Urban Outfitters Closes Its 14th Street Location In Manhattan After 2 Decades
Hip clothing chain Urban Outfitters has closed its 14th Street location in Manhattan amid a turbulent time for New York City retail.
The storefront at Mosbacher Properties Group’s 526 Sixth Ave. — located at the border of tony neighborhoods Chelsea and the West Village — recently shut down after more than 20 years, The Real Deal reported Wednesday. The clothier first signed a 27K SF lease at the address in 1999.
Urban Outfitters performed well in the first quarter, despite downsizing its footprint in the nation’s largest city over the past year — it had 10 locations across New York City in 2019 but only nine by the end of 2020, according to a December 2020 report from nonpartisan New York City think tank Center for an Urban Future.
This recent closure’s address is near Union Square, an area that saw 31 chain stores close between March 2020 and December 2020, according to the report.

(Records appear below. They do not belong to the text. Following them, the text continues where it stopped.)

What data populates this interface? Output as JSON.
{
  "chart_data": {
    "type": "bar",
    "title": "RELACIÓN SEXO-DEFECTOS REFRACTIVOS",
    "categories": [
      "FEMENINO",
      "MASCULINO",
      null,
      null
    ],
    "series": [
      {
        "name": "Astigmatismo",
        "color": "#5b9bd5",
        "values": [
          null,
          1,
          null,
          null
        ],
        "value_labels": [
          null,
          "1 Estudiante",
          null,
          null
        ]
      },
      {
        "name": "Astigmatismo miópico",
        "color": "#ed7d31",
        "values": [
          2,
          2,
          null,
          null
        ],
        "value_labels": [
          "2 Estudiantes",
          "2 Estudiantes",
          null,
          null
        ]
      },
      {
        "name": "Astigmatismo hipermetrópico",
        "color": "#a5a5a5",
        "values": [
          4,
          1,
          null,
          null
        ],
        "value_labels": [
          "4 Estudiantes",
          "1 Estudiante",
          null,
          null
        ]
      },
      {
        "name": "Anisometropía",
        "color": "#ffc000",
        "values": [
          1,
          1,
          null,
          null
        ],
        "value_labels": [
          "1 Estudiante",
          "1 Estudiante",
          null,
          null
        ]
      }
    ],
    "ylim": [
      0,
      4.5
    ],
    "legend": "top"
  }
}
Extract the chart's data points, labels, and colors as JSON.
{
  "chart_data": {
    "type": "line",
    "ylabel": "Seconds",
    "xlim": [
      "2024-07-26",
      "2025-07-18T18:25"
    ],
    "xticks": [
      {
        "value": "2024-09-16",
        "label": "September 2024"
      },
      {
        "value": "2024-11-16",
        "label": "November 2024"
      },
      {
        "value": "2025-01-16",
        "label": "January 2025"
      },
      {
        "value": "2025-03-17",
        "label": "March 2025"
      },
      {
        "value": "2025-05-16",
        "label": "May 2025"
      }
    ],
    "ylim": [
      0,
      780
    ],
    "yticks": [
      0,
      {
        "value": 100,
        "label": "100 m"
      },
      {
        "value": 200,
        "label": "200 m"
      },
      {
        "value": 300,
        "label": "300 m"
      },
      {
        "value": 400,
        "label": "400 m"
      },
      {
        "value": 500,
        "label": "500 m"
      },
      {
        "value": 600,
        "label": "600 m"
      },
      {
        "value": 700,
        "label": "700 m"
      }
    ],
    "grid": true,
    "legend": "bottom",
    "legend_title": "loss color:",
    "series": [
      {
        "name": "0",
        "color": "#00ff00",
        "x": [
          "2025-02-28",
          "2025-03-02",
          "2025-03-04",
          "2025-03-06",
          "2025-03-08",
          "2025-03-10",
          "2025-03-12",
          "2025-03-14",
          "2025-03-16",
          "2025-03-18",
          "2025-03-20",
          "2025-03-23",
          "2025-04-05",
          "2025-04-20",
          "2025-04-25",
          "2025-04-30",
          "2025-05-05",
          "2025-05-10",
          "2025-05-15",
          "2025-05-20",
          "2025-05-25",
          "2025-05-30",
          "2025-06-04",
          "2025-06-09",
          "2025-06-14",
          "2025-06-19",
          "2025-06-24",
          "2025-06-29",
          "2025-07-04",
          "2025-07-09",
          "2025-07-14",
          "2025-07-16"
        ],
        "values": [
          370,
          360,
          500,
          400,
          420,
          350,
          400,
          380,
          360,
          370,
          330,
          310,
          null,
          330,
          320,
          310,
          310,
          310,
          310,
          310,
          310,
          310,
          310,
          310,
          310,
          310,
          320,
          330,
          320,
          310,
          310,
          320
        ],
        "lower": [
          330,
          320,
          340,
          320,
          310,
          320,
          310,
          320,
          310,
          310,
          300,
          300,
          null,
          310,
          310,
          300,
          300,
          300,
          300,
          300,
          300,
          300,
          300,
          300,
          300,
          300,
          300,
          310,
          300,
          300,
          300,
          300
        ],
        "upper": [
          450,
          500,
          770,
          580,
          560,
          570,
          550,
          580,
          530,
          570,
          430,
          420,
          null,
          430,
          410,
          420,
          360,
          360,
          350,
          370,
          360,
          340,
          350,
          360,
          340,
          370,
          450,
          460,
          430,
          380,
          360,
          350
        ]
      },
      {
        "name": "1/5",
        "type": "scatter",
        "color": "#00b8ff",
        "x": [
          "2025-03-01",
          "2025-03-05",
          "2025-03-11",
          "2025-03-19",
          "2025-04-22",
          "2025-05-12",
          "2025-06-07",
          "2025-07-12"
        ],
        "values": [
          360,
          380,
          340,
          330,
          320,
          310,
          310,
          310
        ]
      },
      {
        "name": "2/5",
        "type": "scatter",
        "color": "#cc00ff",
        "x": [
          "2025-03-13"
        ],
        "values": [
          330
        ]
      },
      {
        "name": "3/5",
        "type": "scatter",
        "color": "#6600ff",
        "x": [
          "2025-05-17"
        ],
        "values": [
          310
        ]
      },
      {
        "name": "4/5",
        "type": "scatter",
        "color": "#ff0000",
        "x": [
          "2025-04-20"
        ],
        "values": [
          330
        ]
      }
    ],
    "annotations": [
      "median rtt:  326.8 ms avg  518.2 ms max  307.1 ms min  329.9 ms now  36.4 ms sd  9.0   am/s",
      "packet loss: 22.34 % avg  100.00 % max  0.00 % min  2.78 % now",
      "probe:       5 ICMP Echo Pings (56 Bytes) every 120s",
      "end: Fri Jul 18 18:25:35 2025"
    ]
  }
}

It comes amid a tense moment for retailers around the city, both large and small: There was a 17% decline in the number of chain stores in Manhattan between 2019 and 2020, according to the report, while some 2,800 stores have closed in total throughout the city since the coronavirus pandemic began, the New York Times reported. Tourism, a huge driver of business for Manhattan retailers, is not anticipated to recover until 2025.
Some retailers have even been taking their landlords to court over the past year in a last-ditch attempt to get out of their leases. Landlords have likewise sued their tenants over unpaid rent.
The hard times have depressed retail real estate performance — asking rents were down by over 13% year-over-year last quarter and values of retail properties have plummeted.
But some retailers have scored big in the downturn, taking advantage of the cheap sale prices and buying up the properties they use at a discount as they continue to decline.
“The retail prices have no doubt dropped since Covid,” Avison Young Tri-State Investment Sales Group Head James Nelson told Bisnow last month in an article about this trend. “...We've seen several examples now of retailers stepping up and buying their properties and controlling their destiny."